A gambling investigations official with the New South Wales (NSW) state government has warned that billions of dollars in criminal proceeds are likely being laundered in slot machines across Australia.
David Byrne, director of investigations and intervention with Liquor & Gaming NSW, told news outlets, including the 60 Minutes television programme, that pubs and clubs hosting slot machines should be placed on notice.
“I think, based on what we’re finding, they [the public, the pubs and clubs] need a wake-up call, definitely,” he said.

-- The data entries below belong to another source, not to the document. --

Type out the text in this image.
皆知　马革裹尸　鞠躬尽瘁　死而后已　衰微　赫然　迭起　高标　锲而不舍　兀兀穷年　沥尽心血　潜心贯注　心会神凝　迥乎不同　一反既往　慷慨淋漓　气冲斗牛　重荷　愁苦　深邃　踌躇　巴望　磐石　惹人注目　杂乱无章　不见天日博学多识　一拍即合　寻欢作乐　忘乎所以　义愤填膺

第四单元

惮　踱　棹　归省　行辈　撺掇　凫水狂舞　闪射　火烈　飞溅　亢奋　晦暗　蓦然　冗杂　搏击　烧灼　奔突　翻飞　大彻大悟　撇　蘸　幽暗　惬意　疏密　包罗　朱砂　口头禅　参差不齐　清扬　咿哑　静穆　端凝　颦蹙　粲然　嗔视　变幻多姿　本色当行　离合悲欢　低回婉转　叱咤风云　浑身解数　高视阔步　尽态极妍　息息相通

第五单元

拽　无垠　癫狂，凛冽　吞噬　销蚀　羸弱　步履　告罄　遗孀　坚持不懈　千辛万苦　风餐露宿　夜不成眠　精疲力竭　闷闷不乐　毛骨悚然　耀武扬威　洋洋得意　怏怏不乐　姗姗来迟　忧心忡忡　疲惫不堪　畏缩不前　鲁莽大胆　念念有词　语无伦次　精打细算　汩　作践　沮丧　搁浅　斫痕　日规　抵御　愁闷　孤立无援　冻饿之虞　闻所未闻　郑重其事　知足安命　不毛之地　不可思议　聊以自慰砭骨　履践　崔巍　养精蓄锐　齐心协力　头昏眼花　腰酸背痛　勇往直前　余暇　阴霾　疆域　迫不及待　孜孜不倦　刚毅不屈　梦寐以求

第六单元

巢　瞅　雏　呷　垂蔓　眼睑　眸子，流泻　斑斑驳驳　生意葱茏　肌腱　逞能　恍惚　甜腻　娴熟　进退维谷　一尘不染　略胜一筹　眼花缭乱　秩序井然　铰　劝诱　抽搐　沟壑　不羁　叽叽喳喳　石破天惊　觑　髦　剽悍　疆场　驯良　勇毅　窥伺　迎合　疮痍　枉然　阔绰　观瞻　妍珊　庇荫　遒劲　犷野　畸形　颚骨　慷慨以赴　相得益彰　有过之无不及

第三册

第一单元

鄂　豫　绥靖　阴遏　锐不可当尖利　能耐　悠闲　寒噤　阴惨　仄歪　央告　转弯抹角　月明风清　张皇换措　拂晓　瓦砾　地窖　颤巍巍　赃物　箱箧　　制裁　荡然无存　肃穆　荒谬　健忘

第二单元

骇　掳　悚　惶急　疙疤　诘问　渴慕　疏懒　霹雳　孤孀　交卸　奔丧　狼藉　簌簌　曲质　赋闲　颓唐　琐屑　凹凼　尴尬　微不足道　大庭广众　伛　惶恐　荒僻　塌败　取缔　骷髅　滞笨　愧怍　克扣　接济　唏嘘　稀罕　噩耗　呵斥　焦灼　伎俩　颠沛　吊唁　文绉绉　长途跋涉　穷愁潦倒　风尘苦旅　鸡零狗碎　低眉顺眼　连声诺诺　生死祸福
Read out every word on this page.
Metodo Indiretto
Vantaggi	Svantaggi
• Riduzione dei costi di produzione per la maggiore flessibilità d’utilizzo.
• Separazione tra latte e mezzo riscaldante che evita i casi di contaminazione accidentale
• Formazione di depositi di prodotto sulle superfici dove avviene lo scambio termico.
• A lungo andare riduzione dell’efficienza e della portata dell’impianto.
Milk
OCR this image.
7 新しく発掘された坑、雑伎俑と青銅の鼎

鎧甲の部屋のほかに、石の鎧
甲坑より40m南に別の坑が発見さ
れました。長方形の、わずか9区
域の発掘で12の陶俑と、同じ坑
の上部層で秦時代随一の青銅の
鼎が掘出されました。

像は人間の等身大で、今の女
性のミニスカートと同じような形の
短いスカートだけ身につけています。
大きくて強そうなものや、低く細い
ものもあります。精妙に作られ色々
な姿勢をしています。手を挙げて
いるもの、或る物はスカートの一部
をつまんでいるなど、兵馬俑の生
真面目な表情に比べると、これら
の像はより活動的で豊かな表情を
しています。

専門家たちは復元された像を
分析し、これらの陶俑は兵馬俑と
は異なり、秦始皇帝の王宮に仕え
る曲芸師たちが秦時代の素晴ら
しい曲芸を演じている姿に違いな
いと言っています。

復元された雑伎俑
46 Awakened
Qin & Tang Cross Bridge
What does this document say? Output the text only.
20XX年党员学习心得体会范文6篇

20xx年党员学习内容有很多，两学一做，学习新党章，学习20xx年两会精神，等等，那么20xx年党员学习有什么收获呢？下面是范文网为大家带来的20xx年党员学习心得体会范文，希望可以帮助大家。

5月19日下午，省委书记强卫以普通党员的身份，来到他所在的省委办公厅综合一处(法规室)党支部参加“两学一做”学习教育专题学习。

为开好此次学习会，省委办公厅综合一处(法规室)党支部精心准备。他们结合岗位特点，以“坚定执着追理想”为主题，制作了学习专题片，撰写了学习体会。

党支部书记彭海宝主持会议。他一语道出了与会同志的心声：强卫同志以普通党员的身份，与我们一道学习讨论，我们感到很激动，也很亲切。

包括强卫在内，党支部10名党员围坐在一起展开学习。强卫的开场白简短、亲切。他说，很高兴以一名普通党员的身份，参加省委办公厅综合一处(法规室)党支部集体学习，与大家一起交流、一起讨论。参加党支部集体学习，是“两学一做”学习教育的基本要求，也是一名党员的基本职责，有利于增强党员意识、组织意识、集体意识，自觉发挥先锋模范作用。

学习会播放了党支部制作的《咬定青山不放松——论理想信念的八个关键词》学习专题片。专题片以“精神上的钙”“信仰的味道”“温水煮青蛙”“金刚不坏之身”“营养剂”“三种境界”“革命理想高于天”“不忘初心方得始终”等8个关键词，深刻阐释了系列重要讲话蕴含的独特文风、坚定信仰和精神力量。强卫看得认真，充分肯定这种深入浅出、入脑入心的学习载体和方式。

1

Byrne also suggested that the “pokies” industry in the state may require formal scrutiny along the lines of the NSW state Bergin Inquiry into Crown Resorts or the current enhanced review into The Star Entertainment Group’s casino in Sydney.
“If it’s good for [the casinos] then it’s probably good for the clubs as well,” he said.
The official’s comments are notable given that they come from a rarely heard section of the NSW government’s gaming bureaucracy, but also because of clear messaging that the problem is out of hand.
They are also notable for appearing in the Nine newspapers and 60 minutes coverage, whose prime mover journalist Nick McKenzie led the earlier media probes into Crown Resorts, The Star and other gaming interests or affiliates.
The reports by McKenzie and his colleagues helped to trigger the Bergin Inquiry and Royal Commission investigations into Crown in Victoria and Western Australia states.
Since the end of pandemic lockdown measures in Sydney in recent weeks, Byrne said his investigative unit had identified 140 pubs and clubs and more than 130 individual gamblers linked to money laundering in the city’s metropolitan area.
The volume of money being laundered in this region alone likely amounted to “hundreds of millions of dollars”, and “possibly billions” nationwide, Byrne said.
“You’re talking about, at the worst level, child exploitation, human trafficking, firearms trafficking … terrorism funding; all of those can be packaged up in the same conversation as money laundering,” he said.
The reports also noted the outsize influence of lobby group ClubsNSW on government because of its extensive donations across political parties.
ClubsNSW is one of the most potent and aggressive of Australia’s lobby groups, recently succeeding in a campaign to crush NSW customer service minister Victor Dominello’s floated reforms — including cashless cards — that would have attacked money laundering at slot machine venues.
This policy failure, together with the profound influence of the gambling lobby in general in state and federal parliaments, makes Byrne’s public intervention all the more significant.
The reports noted that other state and federal law enforcement authorities are similarly concerned about the extent of money laundering in the pokies industry.
In only one example of brazen money laundering, a woman washed at least A$38m ($27.2m) in criminal proceeds at slots parlours across NSW, Victoria and the capital Canberra.
The same woman had been excluded from The Star casino twice and several banks had monitored her activity, but she gambled with impunity when entering pubs and clubs, the reports said.